Nault and Richards already had a working prototype. However, Design 1st quickly realized they needed to start from scratch as the prototype’s physical design, selected materials and volume manufacturing features meant that it could never meet the market price point Fantasy Scoreboards had identified.

Design 1st had only five months to engineer a completely redesigned scoreboard that was ready to ship to market. The company ensured the new design was in line with market targets, future-proofed the product firmware coding with the cloud managed control, and managed hardware costs.

“[The Fantasy Scoreboard] sits in your house with a corresponding app that feeds in all the NHL game data,” explains Kerr. “The user is able to select which games to show up on the scoreboard.”

Prototyping and production development were done simultaneously, enabling Fantasy Scoreboards to progress from design to a market-ready product that was able to be shipped out to customers.

For now, Design 1st is designing a wide range of products for its clients including the next-generation of desk telephones, a project for which Bailey’s Nortel knowledge will come in handy. The company is also developing a next-generation umbrella, stairs to help paraplegics on and off Learjets, fuel cells, internet-connected pump controllers, a relaxation bracelet and the next-gen flip chart.

Bailey notes that the medical market has become more and more of a focus for the company.
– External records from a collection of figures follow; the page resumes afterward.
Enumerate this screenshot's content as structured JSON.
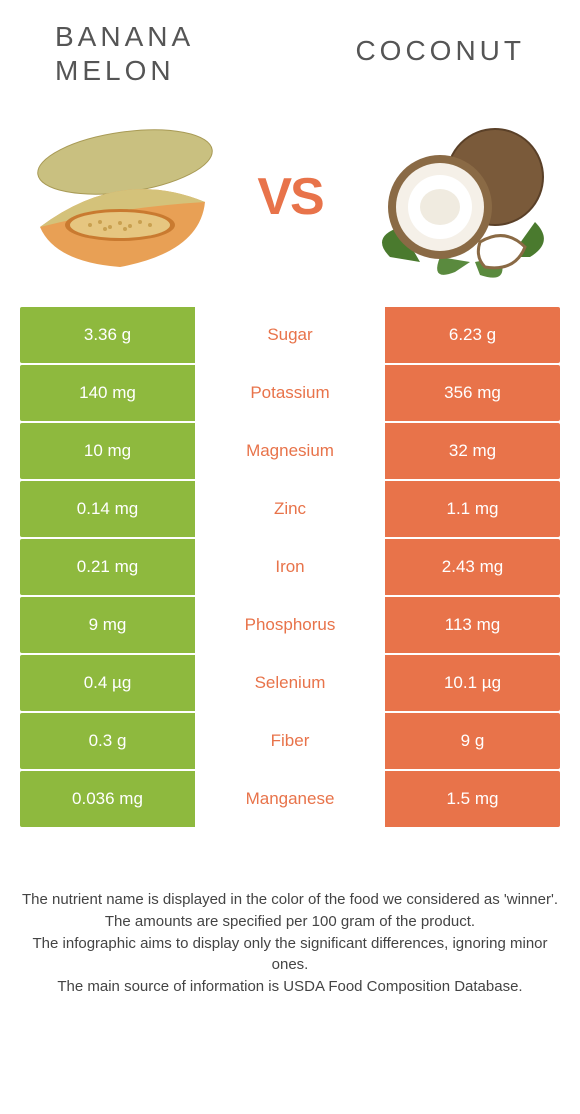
{
  "colors": {
    "left": "#8eb93e",
    "right": "#e8734a",
    "vs": "#e8734a",
    "text": "#555555",
    "cell_text": "#ffffff"
  },
  "header": {
    "left_title": "Banana melon",
    "right_title": "Coconut",
    "vs_label": "VS"
  },
  "table": {
    "rows": [
      {
        "nutrient": "Sugar",
        "left": "3.36 g",
        "right": "6.23 g",
        "winner": "right"
      },
      {
        "nutrient": "Potassium",
        "left": "140 mg",
        "right": "356 mg",
        "winner": "right"
      },
      {
        "nutrient": "Magnesium",
        "left": "10 mg",
        "right": "32 mg",
        "winner": "right"
      },
      {
        "nutrient": "Zinc",
        "left": "0.14 mg",
        "right": "1.1 mg",
        "winner": "right"
      },
      {
        "nutrient": "Iron",
        "left": "0.21 mg",
        "right": "2.43 mg",
        "winner": "right"
      },
      {
        "nutrient": "Phosphorus",
        "left": "9 mg",
        "right": "113 mg",
        "winner": "right"
      },
      {
        "nutrient": "Selenium",
        "left": "0.4 µg",
        "right": "10.1 µg",
        "winner": "right"
      },
      {
        "nutrient": "Fiber",
        "left": "0.3 g",
        "right": "9 g",
        "winner": "right"
      },
      {
        "nutrient": "Manganese",
        "left": "0.036 mg",
        "right": "1.5 mg",
        "winner": "right"
      }
    ]
  },
  "footnotes": [
    "The nutrient name is displayed in the color of the food we considered as 'winner'.",
    "The amounts are specified per 100 gram of the product.",
    "The infographic aims to display only the significant differences, ignoring minor ones.",
    "The main source of information is USDA Food Composition Database."
  ]
}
The more technical or complex a product development is, the better this team fits. They are currently working on a concussion assessment device and a connected body thermometer.

“There are a lot more medically-focused products, especially with the aging population,” he adds, “In Canada, we are way down in medical device development than say the U.S. or abroad. We are a much smaller fraction in new product development than our percentage of population.”

Currently, 90% of Design 1st clients are North American based. Of those, almost half are Canadian and 10% are Ottawa based. The remaining 10% are global clients who cannot get the services Design 1st offers in their local markets.

“Growing the company to upwards of 500 people sits out there as a possibility and opportunity,” Bailey says. “It takes advantage of all of these talented students that are coming out of the core business, industrial design and engineering schools and giving them a place to go that is product development oriented in Canada. Product development is really fun and exciting. Just ask anyone who works here.”